Berlin /Oldenburg Holger Teschke kommt von der Insel Rügen, ist aber auf der ganzen Welt zu Hause. Besonders nach der Wende 1989, nach dem Mauerfall, konnte er befreit aus Ostberlin – wo er bei Heiner Müller am Berliner Ensemble als Dramaturg arbeitete – den Globus bereisen. Seine jetzt im Band „Seezeichen“ veröffentlichten Gedichte aus den vergangenen 20 Jahren atmen diese Reisen und die Weite der Welt.

Selbstverständlich, der 60-Jährige startete aus „dem Hafen meiner Kindheit“, wie es im titelgebenden Gedicht „Seezeichen“ heißt. Natürlich, der Mann aus Bergen auf Rügen hat eine Wohnung in Berlin an der Leipziger Straße. Aber sieht er die auch mal länger?

Eher nicht, der Herr ist nämlich zu gern unterwegs, wovon uns auch seine Gedichte erzählen.

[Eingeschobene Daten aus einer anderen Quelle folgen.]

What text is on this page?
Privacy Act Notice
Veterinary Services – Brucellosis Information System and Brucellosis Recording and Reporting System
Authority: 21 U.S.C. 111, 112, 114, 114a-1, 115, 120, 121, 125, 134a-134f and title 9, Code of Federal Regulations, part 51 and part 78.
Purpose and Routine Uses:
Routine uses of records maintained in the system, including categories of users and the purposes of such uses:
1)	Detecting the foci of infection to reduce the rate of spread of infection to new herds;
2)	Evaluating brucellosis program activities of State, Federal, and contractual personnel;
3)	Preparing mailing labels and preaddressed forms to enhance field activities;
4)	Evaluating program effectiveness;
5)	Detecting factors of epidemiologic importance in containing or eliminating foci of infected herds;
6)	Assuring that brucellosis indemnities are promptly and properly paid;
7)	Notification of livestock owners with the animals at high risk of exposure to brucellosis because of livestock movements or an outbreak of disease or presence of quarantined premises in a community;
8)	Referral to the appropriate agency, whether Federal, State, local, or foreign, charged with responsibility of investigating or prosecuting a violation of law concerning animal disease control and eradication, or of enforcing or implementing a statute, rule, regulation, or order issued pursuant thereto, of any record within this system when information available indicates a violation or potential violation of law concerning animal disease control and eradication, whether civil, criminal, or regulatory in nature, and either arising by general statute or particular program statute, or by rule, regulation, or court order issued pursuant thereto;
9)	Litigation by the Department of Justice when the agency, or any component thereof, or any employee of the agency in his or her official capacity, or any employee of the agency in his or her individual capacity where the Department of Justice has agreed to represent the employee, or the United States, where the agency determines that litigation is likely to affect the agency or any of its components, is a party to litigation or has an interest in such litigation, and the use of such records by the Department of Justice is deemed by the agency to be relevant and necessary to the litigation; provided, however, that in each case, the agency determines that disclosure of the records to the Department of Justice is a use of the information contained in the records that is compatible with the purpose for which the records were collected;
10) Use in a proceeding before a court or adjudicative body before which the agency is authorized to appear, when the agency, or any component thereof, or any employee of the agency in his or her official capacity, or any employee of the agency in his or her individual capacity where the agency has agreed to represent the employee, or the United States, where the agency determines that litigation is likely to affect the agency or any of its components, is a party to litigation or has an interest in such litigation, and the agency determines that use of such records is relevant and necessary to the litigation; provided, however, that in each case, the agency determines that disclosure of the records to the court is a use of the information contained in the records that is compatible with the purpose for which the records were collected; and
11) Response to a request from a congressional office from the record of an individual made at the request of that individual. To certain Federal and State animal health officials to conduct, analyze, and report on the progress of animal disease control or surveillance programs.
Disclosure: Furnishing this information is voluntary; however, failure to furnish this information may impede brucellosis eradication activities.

Seine rhythmisch freie Lyrik führt uns zum Cape Cod (über das er auch ein herrliches Sachbuch geschrieben hat), an die skandinavische Küste oder ans Tyrrhenische Ufer. Nord- und Ostsee sind in dem neuen Buch thematisch ebenfalls mit von der Partie.

„Brandung schlägt gegen die Mauern/Die Gischt des Vergessens/Treibsand verweht die Stufen hinauf zum Palast“, heißt es in dem Gedicht „Treppe bei Prora“.

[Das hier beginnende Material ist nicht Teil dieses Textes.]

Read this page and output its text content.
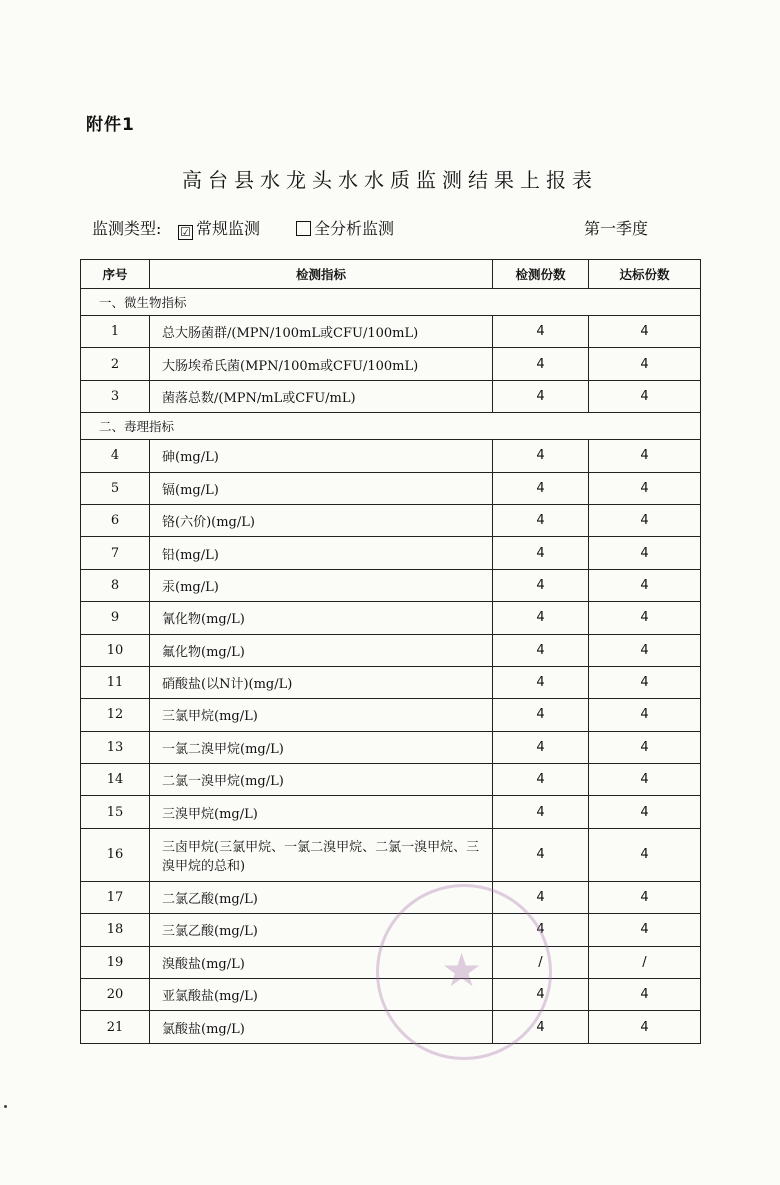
附件1
高台县水龙头水水质监测结果上报表
监测类型: ☑ 常规监测	全分析监测	第一季度
序号	检测指标	检测份数	达标份数
一、微生物指标			
1	总大肠菌群/(MPN/100mL或CFU/100mL)	4	4
2	大肠埃希氏菌(MPN/100m或CFU/100mL)	4	4
3	菌落总数/(MPN/mL或CFU/mL)	4	4
二、毒理指标			
4	砷(mg/L)	4	4
5	镉(mg/L)	4	4
6	铬(六价)(mg/L)	4	4
7	铅(mg/L)	4	4
8	汞(mg/L)	4	4
9	氰化物(mg/L)	4	4
10	氟化物(mg/L)	4	4
11	硝酸盐(以N计)(mg/L)	4	4
12	三氯甲烷(mg/L)	4	4
13	一氯二溴甲烷(mg/L)	4	4
14	二氯一溴甲烷(mg/L)	4	4
15	三溴甲烷(mg/L)	4	4
16	三卤甲烷(三氯甲烷、一氯二溴甲烷、二氯一溴甲烷、三溴甲烷的总和)	4	4
17	二氯乙酸(mg/L)	4	4
18	三氯乙酸(mg/L)	4	4
19	溴酸盐(mg/L)	/	/
20	亚氯酸盐(mg/L)	4	4
21	氯酸盐(mg/L)	4	4
★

In „Oktoberabend“ wird „Der Zug der Wolken nach Norden auf die offene See“ beschrieben, Und in „Ufer bei Lohme“ wird gründlich auf den Pfaden des Malers Caspar David Friedrich gewandelt: „Am Horizont die Geistesschiffe mit zerfetzten Segeln/Bäume stürzen vom Hochufer Kreuze zerbrechen“.

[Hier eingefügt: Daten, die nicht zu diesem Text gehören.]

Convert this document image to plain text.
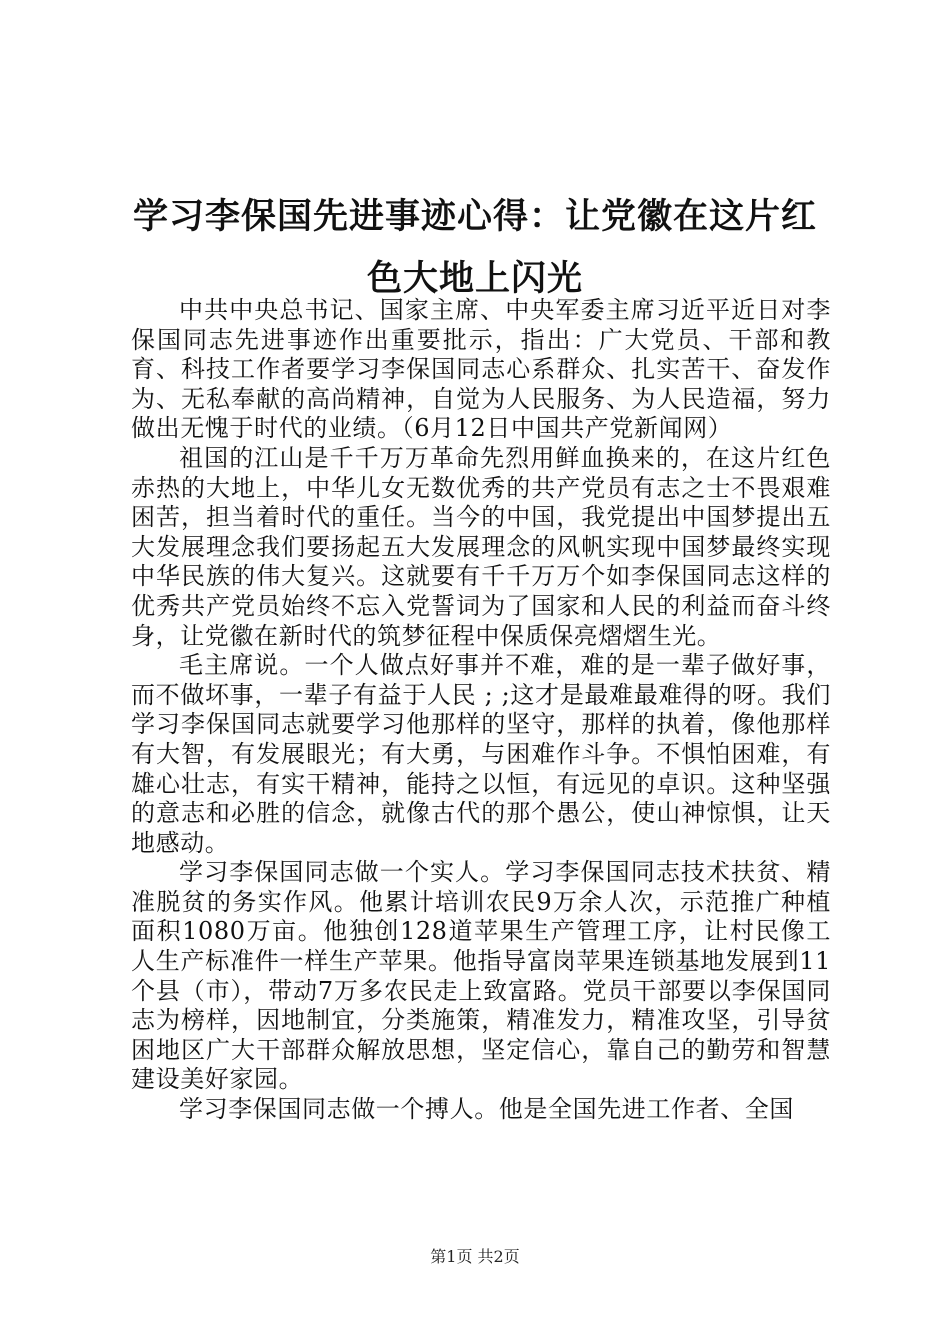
学习李保国先进事迹心得：让党徽在这片红色大地上闪光

中共中央总书记、国家主席、中央军委主席习近平近日对李保国同志先进事迹作出重要批示，指出：广大党员、干部和教育、科技工作者要学习李保国同志心系群众、扎实苦干、奋发作为、无私奉献的高尚精神，自觉为人民服务、为人民造福，努力做出无愧于时代的业绩。（6月12日中国共产党新闻网）

祖国的江山是千千万万革命先烈用鲜血换来的，在这片红色赤热的大地上，中华儿女无数优秀的共产党员有志之士不畏艰难困苦，担当着时代的重任。当今的中国，我党提出中国梦提出五大发展理念我们要扬起五大发展理念的风帆实现中国梦最终实现中华民族的伟大复兴。这就要有千千万万个如李保国同志这样的优秀共产党员始终不忘入党誓词为了国家和人民的利益而奋斗终身，让党徽在新时代的筑梦征程中保质保亮熠熠生光。

毛主席说。一个人做点好事并不难，难的是一辈子做好事，而不做坏事，一辈子有益于人民 ; ;这才是最难最难得的呀。我们学习李保国同志就要学习他那样的坚守，那样的执着，像他那样有大智，有发展眼光；有大勇，与困难作斗争。不惧怕困难，有雄心壮志，有实干精神，能持之以恒，有远见的卓识。这种坚强的意志和必胜的信念，就像古代的那个愚公，使山神惊惧，让天地感动。

学习李保国同志做一个实人。学习李保国同志技术扶贫、精准脱贫的务实作风。他累计培训农民9万余人次，示范推广种植面积1080万亩。他独创128道苹果生产管理工序，让村民像工人生产标准件一样生产苹果。他指导富岗苹果连锁基地发展到11个县（市），带动7万多农民走上致富路。党员干部要以李保国同志为榜样，因地制宜，分类施策，精准发力，精准攻坚，引导贫困地区广大干部群众解放思想，坚定信心，靠自己的勤劳和智慧建设美好家园。

学习李保国同志做一个搏人。他是全国先进工作者、全国

第1页 共2页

Damit eines klar ist: Teschke weiß, wovon er spricht. Seine „Seezeichen“ sind von ganz viel persönlicher Erfahrung geprägt. Er liebt und schätzt dabei ausführlich das Meer, der Autor fuhr ja auch auf einem Kutter über Jahre zur See. Er ging dann – was man in fast allen Versen spürt – später bei Heiner Müller in die allgemeine Dramen- und Lyrikakademie, und er unterrichtet heute noch, wenn er nicht herumreist, an Schauspielschulen. Teschkes Verse sind gesättigt vom Erlebten und persönlichen Eindrücken. Doch führen sie über das rein Persönliche hinaus – etwa das schönste Gedicht des Bandes mit dem Titel „Brecht am Broadway“: „Der Himmel über Manhattan wie ein Glas Bourbon/Auf dem Balkon in der 124 East 57th Street im Oktober/Hinter ihm die Küste von Kalifornien Orangenbäume und Öl/Vor ihm die Küste New Yorks Ahorn und Aktien“.

Moderne deutsche Gedichte kranken leider häufig daran, völlig beliebig zu sein. Teschkes oft naturnahe Lyrik ist dagegen klar, berührend und klug. Ein Glücksfall für den Leser.